Pruning initially was proposed on Jun 2015 at Learning both Weights and Connections for Efficient Neural Networks paper. Main idea of this method is:

Train whole network
Prune some connections that less than required threshold
Retrain pruned network. If we not perform retraining model accuracy can be decreased a lot.

Last two steps can be repeated several times.

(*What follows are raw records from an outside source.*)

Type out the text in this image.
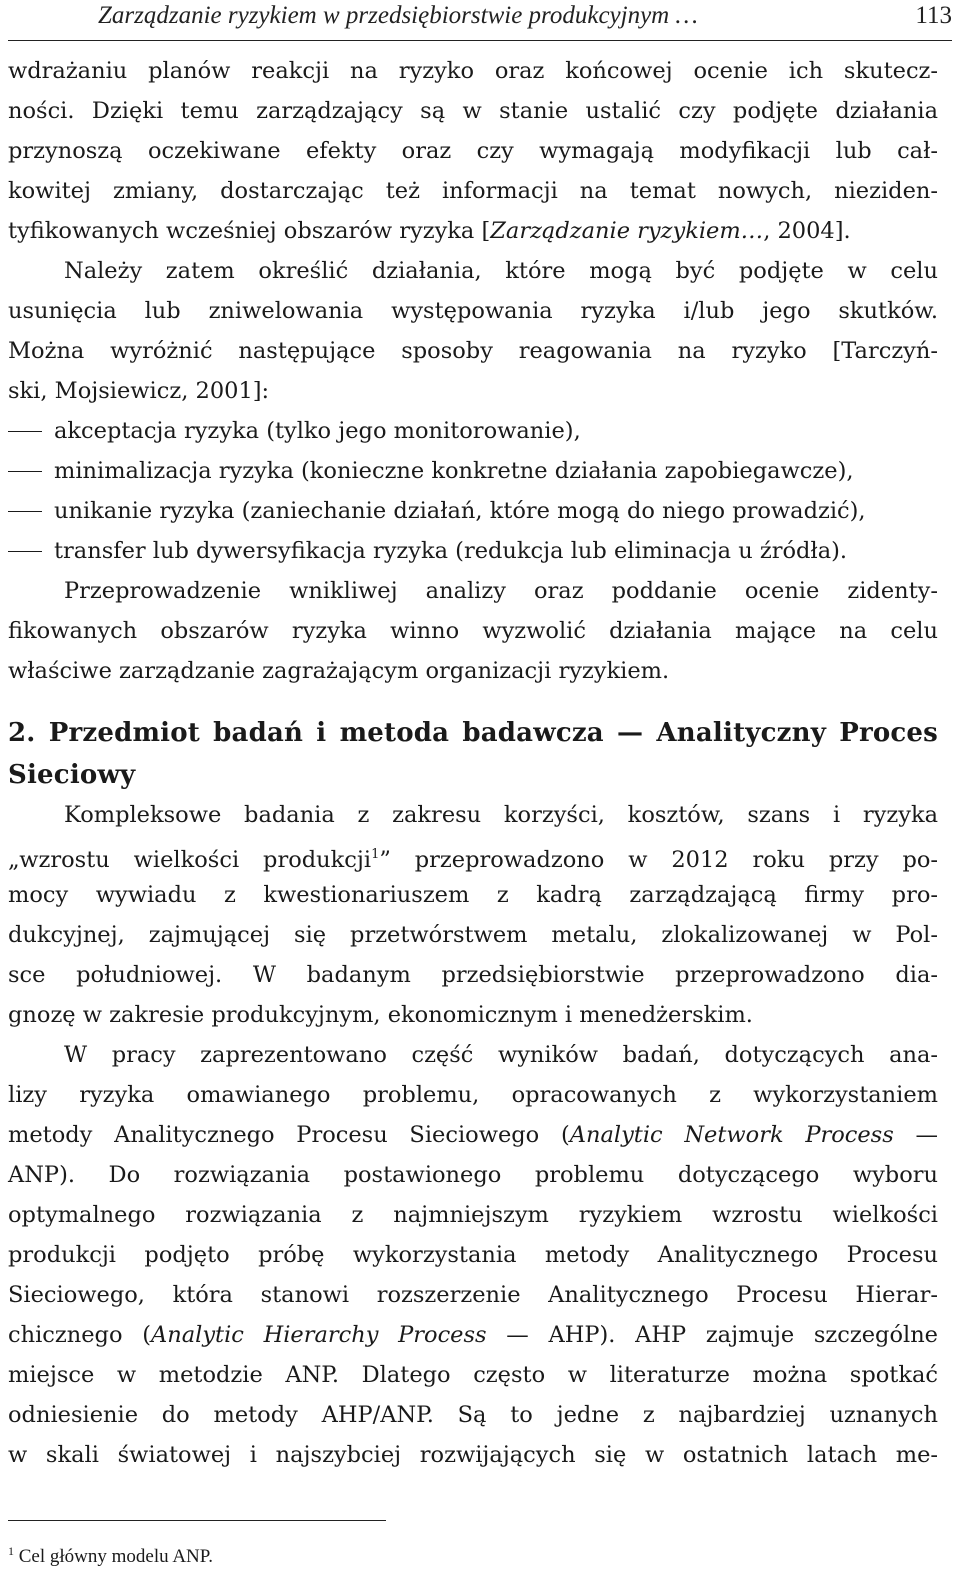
Zarządzanie ryzykiem w przedsiębiorstwie produkcyjnym …	113
wdrażaniu planów reakcji na ryzyko oraz końcowej ocenie ich skutecz-
ności. Dzięki temu zarządzający są w stanie ustalić czy podjęte działania
przynoszą oczekiwane efekty oraz czy wymagają modyfikacji lub cał-
kowitej zmiany, dostarczając też informacji na temat nowych, nieziden-
tyfikowanych wcześniej obszarów ryzyka [Zarządzanie ryzykiem…, 2004].
Należy zatem określić działania, które mogą być podjęte w celu
usunięcia lub zniwelowania występowania ryzyka i/lub jego skutków.
Można wyróżnić następujące sposoby reagowania na ryzyko [Tarczyń-
ski, Mojsiewicz, 2001]:
akceptacja ryzyka (tylko jego monitorowanie),
minimalizacja ryzyka (konieczne konkretne działania zapobiegawcze),
unikanie ryzyka (zaniechanie działań, które mogą do niego prowadzić),
transfer lub dywersyfikacja ryzyka (redukcja lub eliminacja u źródła).
Przeprowadzenie wnikliwej analizy oraz poddanie ocenie zidenty-
fikowanych obszarów ryzyka winno wyzwolić działania mające na celu
właściwe zarządzanie zagrażającym organizacji ryzykiem.
2. Przedmiot badań i metoda badawcza — Analityczny Proces
Sieciowy
Kompleksowe badania z zakresu korzyści, kosztów, szans i ryzyka
„wzrostu wielkości produkcji$^1$” przeprowadzono w 2012 roku przy po-
mocy wywiadu z kwestionariuszem z kadrą zarządzającą firmy pro-
dukcyjnej, zajmującej się przetwórstwem metalu, zlokalizowanej w Pol-
sce południowej. W badanym przedsiębiorstwie przeprowadzono dia-
gnozę w zakresie produkcyjnym, ekonomicznym i menedżerskim.
W pracy zaprezentowano część wyników badań, dotyczących ana-
lizy ryzyka omawianego problemu, opracowanych z wykorzystaniem
metody Analitycznego Procesu Sieciowego (Analytic Network Process —
ANP). Do rozwiązania postawionego problemu dotyczącego wyboru
optymalnego rozwiązania z najmniejszym ryzykiem wzrostu wielkości
produkcji podjęto próbę wykorzystania metody Analitycznego Procesu
Sieciowego, która stanowi rozszerzenie Analitycznego Procesu Hierar-
chicznego (Analytic Hierarchy Process — AHP). AHP zajmuje szczególne
miejsce w metodzie ANP. Dlatego często w literaturze można spotkać
odniesienie do metody AHP/ANP. Są to jedne z najbardziej uznanych
w skali światowej i najszybciej rozwijających się w ostatnich latach me-
$^1$ Cel główny modelu ANP.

Training pipeline, image source

As the result we will receive such representation of the model:

Pruned model, image source

During pruning such additional updates should be done to the model:

The pruning threshold is chosen as a quality parameter multiplied by the standard deviation of a layer’s weights.
Use L2 regularization to push the weights near to zero. In paper was reported that use of the L1 regularization is unreasonable.
Update dropout is some exist with such rule. It can updated as \(D_{r} = D_{o} \sqrt{\frac{C_{ir}}{C_{io}}}\), where:
- \(D_{r}\) - our new dropout rate
- \(D_{o}\) - previous dropout rate
- \(C_{io}\) - number of connections in layer \(i\) in original network
- \(C_{ir}\) - number of connections in layer \(i\) in the network after retraining
Learn model after pruning with lower learning rate.
Convert model to sparse matrix.
Batch norm?? Hm, I think it didn’t exist yet when pruning was proposed
Authors said that we can 2x reduce number of the neurons even without retraining

For training in some framework:

Train network as usual
For pruning we can just multiply each layer with binary mask
Perform retraining with layer initialized from previous network
Convert retrained network to sparse tensors

Links for Tensorflow:

Links for pytorch:

Sparse Tensors in PyTorch

Also you should note that there two approaches for squeezing exist - one for model size reducing, and another for model speedup.